Rabbi's Weekly Message

A Message from Rabbi Peltz ~ Thursday, February 14

Recently we have seen anti-Semitic comments and insinuations made from leaders on the left and the right, with each quick to point out the sin of the other. Surely anti-Semitism must be called out and condemned no matter where it comes from, and we are grateful for those who have done so. But what I have found troubling is how quickly each side condemns the other, and yet how reticent each is to call out the anti-Semitism of their fellow partisans. This leads to a type of “gotcha” discourse that misses the dangerous point, which is that anti-Semitic remarks and tweets appear too frequently in our society from all sides. Given that it is Presidents’ weekend, it is worth revisiting the famous letter written by George Washington to the Jewish community of Newport, Rhode Island in August of 1790. This letter became well known for its succinct articulation of religious liberty in the new nation of America. Upon receiving a letter of congratulations from the Jewish community of Newport, the new President responded as follows: “It is now no more that toleration is spoken of, as if it were by the indulgence of one class of people, that another enjoyed the exercise of their inherent natural rights.
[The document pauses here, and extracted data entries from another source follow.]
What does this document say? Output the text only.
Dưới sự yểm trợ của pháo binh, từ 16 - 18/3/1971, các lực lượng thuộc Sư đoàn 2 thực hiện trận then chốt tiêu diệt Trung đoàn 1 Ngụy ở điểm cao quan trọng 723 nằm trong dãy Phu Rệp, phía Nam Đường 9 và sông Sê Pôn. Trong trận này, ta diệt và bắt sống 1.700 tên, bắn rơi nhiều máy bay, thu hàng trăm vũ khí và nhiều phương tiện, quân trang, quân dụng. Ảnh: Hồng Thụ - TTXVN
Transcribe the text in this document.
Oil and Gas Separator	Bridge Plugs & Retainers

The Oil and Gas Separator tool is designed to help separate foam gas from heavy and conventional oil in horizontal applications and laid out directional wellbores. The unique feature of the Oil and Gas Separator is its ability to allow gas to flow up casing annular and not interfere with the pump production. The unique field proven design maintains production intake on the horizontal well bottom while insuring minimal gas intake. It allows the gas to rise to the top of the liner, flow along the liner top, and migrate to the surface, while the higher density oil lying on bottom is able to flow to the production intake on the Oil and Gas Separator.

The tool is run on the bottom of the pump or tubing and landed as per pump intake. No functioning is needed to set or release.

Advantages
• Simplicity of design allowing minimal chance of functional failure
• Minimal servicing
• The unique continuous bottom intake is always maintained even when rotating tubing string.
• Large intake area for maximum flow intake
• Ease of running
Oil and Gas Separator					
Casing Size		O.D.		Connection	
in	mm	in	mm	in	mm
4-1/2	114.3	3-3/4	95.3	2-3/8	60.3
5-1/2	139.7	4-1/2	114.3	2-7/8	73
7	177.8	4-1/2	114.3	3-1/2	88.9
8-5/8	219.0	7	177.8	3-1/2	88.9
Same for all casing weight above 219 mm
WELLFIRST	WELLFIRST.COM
For, happily, the Government of the United States, which gives to bigotry no sanction, to persecution no assistance, requires only that they who live under its protection should demean themselves as good citizens, in giving it on all occasions their effectual support…” For 18th century Jewish immigrants from Europe, whose greatest hope was not for freedom, but “toleration,” this letter signaled a new paradigm. America would not just tolerate its Jews, but it would give them freedom to practice as they wished. Washington articulated a vision of a nation whose founders valued religious liberty for all people. This value is still yet to be achieved, but holding it up as an ideal gives us something to strive for. Both for our own Jewish community, and for other minority communities in our country. In a time when we see anti-Semitism and other forms of hatred continue to rear their ugly heads in our society, from the left and the right, Washington’s words challenge us: Do we give bigotry no sanction, persecution no assistance, regardless of where it comes from? Or do we make excuses and find reasons to let those who agree with us on other issues off the hook?